There was a 10-year gap between her first two children and her last two, and when Prince Andrew and Prince Edward were born the Queen took time off to be more closely involved with their upbringing. By then she seemed to be relaxed around her children. “She was a less natural mother with Charles and Anne,” one helper suggested, “whereas she was much more the besotted parent with Andrew and Edward.”
The legacy of the Queen’s relationship with her eldest son continued to have repercussions for years to come.
When Charles was setting up the Prince’s Trust, he resented attempts by the palace to rein in his enthusiasm. Later, when his marriage to Princess Diana was collapsing, he felt unable to turn to his parents to discuss what Dimbleby called “the misery of his private life”. His biographer, with Charles’s implicit approval, wrote: “The emotional gulf between the prince and his parents was hard to bridge, while communication between them was normally limited to the exchange of social pleasantries and the formal business of family enterprise. In the family, only his grandmother seemed able to give him the understanding and support for which he had always turned to her.”
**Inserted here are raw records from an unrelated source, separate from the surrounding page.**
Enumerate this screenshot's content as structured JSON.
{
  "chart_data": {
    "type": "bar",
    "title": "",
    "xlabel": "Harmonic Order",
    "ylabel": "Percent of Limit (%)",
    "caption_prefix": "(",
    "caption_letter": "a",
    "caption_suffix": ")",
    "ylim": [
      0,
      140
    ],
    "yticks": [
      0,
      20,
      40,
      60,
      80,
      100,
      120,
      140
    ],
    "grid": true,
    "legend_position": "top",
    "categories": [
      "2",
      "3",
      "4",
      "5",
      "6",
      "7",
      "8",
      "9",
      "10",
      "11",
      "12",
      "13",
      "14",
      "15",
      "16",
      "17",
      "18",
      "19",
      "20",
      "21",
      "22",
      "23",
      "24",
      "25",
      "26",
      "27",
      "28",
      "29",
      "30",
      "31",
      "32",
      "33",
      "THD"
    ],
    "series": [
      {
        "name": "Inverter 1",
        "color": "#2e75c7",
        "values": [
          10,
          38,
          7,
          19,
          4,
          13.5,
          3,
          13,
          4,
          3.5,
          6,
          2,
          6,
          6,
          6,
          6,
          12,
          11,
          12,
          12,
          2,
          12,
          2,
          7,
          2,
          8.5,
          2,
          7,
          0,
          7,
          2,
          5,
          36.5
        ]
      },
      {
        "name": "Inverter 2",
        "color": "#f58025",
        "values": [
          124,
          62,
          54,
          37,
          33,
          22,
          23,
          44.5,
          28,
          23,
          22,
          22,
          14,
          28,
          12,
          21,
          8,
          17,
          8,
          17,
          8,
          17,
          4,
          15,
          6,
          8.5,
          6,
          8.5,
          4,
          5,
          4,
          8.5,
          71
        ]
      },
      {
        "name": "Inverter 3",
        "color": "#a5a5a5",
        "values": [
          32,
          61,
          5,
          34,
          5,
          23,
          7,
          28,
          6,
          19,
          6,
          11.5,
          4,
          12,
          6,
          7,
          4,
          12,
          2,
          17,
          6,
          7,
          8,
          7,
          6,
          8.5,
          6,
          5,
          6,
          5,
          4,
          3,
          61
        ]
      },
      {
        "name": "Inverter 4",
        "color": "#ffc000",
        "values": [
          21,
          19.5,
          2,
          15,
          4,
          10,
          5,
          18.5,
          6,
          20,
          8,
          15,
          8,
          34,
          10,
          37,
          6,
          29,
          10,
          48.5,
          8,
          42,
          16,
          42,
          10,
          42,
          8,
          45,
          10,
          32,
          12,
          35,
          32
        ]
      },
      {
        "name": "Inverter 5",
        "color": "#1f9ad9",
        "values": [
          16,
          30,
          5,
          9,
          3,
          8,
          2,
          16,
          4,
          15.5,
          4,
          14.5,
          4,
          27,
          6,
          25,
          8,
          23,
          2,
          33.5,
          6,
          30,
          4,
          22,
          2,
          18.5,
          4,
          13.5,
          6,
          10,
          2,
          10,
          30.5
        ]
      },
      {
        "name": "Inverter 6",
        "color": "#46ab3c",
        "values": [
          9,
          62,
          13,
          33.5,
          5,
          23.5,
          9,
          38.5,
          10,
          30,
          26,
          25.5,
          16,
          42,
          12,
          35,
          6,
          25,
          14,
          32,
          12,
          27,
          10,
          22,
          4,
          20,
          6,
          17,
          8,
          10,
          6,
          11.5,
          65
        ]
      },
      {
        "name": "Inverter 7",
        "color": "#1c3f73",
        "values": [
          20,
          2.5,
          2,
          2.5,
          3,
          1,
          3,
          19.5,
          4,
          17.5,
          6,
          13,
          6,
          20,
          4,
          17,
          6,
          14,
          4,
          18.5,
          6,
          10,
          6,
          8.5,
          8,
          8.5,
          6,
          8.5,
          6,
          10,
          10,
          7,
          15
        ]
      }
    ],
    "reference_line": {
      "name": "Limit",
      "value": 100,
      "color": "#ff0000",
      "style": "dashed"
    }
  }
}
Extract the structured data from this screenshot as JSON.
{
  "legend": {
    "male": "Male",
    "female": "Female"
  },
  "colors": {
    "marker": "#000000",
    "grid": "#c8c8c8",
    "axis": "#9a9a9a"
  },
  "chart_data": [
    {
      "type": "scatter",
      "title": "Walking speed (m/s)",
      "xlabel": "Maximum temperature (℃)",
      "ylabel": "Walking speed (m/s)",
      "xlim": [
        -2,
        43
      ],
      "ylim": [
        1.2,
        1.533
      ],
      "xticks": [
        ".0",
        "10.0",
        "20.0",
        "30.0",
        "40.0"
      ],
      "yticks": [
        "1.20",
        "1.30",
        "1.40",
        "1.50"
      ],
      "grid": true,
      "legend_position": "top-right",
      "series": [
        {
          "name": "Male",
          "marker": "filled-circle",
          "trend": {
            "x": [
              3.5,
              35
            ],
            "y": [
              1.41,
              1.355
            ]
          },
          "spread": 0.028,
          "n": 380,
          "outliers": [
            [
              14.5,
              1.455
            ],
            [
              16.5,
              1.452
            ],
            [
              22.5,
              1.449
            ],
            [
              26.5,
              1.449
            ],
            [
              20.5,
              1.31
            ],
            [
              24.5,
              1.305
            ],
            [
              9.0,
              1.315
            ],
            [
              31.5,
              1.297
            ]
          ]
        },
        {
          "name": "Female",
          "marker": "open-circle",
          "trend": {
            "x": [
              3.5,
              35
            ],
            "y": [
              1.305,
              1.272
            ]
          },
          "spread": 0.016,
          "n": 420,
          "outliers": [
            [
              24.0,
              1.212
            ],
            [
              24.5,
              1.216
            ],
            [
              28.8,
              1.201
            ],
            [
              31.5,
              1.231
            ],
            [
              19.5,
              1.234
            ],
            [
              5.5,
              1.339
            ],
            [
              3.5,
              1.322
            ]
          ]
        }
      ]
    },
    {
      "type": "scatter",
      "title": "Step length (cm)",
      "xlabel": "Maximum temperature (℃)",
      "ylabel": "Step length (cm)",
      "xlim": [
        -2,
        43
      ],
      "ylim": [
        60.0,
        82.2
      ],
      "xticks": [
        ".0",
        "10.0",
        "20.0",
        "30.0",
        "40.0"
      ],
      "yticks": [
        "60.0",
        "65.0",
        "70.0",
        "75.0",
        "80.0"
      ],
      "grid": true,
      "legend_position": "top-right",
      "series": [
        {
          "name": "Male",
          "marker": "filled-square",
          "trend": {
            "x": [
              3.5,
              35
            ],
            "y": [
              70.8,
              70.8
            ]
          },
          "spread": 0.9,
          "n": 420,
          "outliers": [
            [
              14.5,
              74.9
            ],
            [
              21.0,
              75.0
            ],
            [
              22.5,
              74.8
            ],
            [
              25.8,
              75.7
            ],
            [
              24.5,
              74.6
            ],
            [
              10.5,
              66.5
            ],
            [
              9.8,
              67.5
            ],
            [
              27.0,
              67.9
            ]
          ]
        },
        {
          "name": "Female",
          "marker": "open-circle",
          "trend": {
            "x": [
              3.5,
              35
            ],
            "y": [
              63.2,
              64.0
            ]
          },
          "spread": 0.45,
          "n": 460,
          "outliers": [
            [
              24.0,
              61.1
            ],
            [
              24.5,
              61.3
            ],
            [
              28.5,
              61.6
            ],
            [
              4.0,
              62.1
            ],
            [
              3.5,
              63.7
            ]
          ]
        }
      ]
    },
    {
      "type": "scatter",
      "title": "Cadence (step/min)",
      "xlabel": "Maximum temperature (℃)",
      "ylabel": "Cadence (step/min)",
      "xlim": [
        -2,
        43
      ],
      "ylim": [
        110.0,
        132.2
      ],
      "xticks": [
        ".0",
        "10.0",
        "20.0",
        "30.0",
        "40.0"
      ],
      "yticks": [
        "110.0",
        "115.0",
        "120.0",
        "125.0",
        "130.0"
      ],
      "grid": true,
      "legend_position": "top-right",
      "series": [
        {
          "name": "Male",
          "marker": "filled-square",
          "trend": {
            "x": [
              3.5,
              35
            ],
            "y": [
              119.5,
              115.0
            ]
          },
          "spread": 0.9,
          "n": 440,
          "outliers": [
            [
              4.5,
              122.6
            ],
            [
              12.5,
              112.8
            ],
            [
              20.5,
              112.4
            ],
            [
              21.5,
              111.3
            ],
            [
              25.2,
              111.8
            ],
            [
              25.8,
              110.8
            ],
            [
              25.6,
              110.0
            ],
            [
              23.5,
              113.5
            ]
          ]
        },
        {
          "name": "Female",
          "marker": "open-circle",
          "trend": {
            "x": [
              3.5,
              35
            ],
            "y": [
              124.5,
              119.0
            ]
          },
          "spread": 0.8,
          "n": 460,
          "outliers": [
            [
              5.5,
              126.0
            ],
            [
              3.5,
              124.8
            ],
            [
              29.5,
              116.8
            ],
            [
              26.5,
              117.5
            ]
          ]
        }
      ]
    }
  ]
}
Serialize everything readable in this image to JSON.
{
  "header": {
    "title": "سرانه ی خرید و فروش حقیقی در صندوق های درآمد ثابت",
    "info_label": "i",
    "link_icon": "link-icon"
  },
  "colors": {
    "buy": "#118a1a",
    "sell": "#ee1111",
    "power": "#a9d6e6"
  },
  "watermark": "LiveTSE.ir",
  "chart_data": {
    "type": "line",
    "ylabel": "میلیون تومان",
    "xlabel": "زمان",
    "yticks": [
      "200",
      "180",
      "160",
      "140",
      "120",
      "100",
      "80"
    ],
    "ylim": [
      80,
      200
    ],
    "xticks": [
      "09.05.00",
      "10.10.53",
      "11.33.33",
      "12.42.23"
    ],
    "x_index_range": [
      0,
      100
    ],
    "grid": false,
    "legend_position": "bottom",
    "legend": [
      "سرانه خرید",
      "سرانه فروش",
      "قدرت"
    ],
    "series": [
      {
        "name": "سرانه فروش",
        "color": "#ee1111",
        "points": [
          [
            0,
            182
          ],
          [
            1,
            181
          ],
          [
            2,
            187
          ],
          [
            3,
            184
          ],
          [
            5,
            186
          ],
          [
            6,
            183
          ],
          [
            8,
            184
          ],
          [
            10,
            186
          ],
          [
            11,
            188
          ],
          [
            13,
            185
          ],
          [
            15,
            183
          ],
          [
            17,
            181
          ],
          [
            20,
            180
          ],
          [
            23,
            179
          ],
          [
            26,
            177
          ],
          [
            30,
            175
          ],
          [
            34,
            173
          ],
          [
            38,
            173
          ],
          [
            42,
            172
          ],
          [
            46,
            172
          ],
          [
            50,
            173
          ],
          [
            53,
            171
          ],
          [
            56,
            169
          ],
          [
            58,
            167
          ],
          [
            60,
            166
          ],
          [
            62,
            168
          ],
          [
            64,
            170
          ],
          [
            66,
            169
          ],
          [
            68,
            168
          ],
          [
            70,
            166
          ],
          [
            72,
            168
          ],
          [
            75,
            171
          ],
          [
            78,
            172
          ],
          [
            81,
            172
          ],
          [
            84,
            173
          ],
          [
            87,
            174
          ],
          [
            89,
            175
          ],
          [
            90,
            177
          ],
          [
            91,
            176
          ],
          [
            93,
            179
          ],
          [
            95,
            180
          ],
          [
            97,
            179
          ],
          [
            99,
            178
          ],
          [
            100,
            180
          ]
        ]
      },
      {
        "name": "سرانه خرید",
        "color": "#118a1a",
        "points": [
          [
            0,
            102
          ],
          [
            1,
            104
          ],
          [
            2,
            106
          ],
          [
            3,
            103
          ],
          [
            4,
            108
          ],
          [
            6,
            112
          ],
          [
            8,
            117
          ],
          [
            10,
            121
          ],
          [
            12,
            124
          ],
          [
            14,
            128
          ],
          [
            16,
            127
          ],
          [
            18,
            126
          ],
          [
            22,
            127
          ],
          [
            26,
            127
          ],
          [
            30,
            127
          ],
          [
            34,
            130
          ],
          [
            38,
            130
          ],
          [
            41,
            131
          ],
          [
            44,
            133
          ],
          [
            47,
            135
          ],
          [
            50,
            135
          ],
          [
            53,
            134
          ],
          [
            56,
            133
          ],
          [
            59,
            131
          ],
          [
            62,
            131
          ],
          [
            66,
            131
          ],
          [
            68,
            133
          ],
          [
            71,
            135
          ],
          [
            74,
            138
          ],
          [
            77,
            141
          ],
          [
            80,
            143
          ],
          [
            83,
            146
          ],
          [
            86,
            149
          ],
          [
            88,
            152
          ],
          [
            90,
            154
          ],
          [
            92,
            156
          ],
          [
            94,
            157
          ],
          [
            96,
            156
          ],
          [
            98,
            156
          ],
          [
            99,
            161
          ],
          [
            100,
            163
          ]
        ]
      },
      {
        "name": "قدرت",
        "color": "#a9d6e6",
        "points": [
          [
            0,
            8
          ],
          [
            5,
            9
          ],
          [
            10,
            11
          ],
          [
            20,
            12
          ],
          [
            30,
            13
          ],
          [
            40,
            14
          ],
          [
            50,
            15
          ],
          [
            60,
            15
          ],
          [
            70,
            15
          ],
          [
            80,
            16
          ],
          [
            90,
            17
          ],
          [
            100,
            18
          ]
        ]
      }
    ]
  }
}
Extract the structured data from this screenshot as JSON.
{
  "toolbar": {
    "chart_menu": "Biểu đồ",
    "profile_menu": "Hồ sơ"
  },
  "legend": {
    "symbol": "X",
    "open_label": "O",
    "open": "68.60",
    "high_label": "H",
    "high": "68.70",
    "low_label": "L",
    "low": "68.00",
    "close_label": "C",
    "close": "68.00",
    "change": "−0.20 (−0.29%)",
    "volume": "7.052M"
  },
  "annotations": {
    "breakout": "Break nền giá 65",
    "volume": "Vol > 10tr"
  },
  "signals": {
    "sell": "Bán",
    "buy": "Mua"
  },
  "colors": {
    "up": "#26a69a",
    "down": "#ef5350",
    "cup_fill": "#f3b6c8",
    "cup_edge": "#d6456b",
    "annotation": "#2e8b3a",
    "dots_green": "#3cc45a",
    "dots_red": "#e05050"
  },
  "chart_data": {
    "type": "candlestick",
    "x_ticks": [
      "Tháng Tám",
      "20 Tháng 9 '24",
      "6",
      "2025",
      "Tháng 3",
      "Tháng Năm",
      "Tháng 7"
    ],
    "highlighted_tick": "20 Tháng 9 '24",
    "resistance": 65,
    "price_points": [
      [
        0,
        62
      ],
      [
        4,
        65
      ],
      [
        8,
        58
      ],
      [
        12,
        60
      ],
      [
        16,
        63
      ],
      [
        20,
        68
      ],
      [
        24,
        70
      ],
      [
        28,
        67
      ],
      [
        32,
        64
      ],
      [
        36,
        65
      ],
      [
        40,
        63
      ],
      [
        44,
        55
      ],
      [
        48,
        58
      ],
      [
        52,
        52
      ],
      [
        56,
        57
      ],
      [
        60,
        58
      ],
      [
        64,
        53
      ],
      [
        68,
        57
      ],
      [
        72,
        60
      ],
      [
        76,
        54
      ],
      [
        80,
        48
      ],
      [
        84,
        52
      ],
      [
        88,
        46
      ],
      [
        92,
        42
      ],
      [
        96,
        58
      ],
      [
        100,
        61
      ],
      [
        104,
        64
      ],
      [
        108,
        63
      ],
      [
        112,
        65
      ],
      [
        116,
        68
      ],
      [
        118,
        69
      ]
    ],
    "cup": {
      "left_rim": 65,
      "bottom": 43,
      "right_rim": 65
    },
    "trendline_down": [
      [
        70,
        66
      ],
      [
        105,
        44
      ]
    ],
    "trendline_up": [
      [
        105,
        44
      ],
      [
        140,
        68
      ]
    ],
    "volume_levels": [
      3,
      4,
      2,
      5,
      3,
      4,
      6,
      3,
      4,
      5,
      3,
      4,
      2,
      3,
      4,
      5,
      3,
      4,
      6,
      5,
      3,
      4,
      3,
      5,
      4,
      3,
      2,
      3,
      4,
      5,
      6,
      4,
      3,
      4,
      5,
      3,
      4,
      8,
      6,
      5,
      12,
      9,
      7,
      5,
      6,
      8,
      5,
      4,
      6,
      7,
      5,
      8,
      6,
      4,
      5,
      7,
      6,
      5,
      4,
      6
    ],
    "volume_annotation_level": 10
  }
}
Whether all this was exaggerated – not least in an attempt to excuse Charles’s return to his mistress, Camilla – is arguable: and there are some writers, including Brandreth, who believe that the Queen and Philip were better parents than Charles gives them credit for. Either way, his public portrayal of their perceived failings was received badly by the family. Anne, Andrew and Edward were outraged, and told him so. The Queen put a brave face on it, but those close to her say she was deeply wounded.
In the view of some friends, if the Queen had a fault as a parent it was being too tolerant, while Philip was too tough, particularly on Charles. She also had a tendency to avoid confrontation. But there were times when it could not be avoided, and when the situation demanded it she could prove surprisingly tough with her children. It has been claimed that Andrew is her favourite child, a possibly flimsy assertion, but when he sabotaged his already tarnished reputation with a disastrous interview about the Jeffrey Epstein scandal, she wasted little time in deciding that he had to step down from public duties. On that she may have been encouraged by Charles, but the final decision was hers.
It was the reiteration of a theme that has run through her adult life: she loved her family, but the institution of the monarchy came first.